Guilford County Assistant Health Director Ken Carter oversees groundwater safety for the county and he said that, on Tuesday, Dec. 18, and Wednesday, Dec. 19, county inspectors were busy drawing well water from neighborhoods near the intersection of Fleming Road and Bryan Boulevard as well as in the Horse Pen Creek Road area.

“We’re testing 35 wells,” he said. “We’re vetting the results and we should hear back in about three weeks.”

The neighborhoods the county is testing are in Greensboro but are ones on well water rather than the city’s water system.

Carter said the tests are the results of the recent publicized contamination issue in the city’s water supply.

Contaminants known as Per- and Polyfluoroalkyl Substances (PFAS) were found in the city’s water system, and Guilford County’s Division of Public Health has been implementing a multistage plan to address well water quality concerns in some areas where contamination is considered a possibility.

This week’s well water sample collection comes several weeks after a community meeting that Guilford County held to inform residents of potential issues as well as to answer questions and get input.

Carter said the county is sending the samples to a private lab in Columbia, South Carolina.  He added that his department will get those results back in mid-January, assess the findings and then report back to the community – likely in early February.  According to Carter, the well water study is connected to the city’s water issues since there’s concern that streams in the tested area are feeding pollutants into the city’s water system, which may be why the city is having problems with PFAS levels.
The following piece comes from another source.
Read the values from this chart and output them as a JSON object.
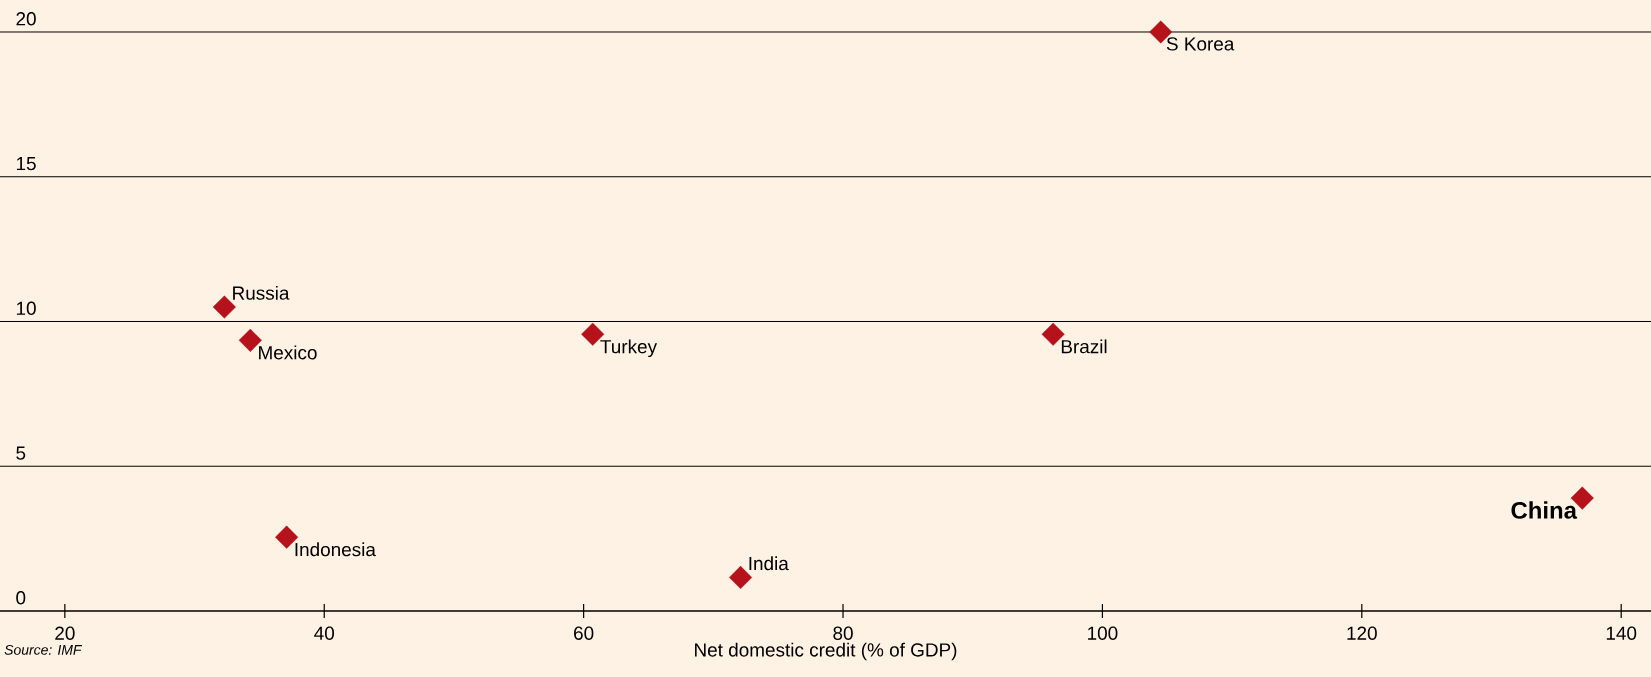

The City of Greensboro has high quality water; however, in recent years the city has been battling PFAS levels. PFAS are chemicals used in a variety of manufacturing processes.  They are also a component of the foam used to fight fires.  The EPA has issued a non-regulatory health advisory on the level of PFAS that is acceptable in a municipal water supply of 70 parts per trillion and Greensboro has at times exceeded that level.  Tests have shown the area near where the county is now testing has a higher than acceptable concentration of PFAS.

In mid-November, City of Greensboro Water Resources Department Director Steven Drew addressed the Guilford County Board of Commissioners, seeking the county’s help in the effort to keep the city’s water clean and healthy.

“These are bad actors that are in the environment,” Drew told the commissioners at that time.

Drew said Greensboro did what it was required to do to address the problem and took additional steps as well.  The city notified the state and citizens of the issue and engaged in water filtration efforts to reduce PFAS level.

The recent testing by Guilford County is an effort to help the city and the county identify the source or sources of the contamination.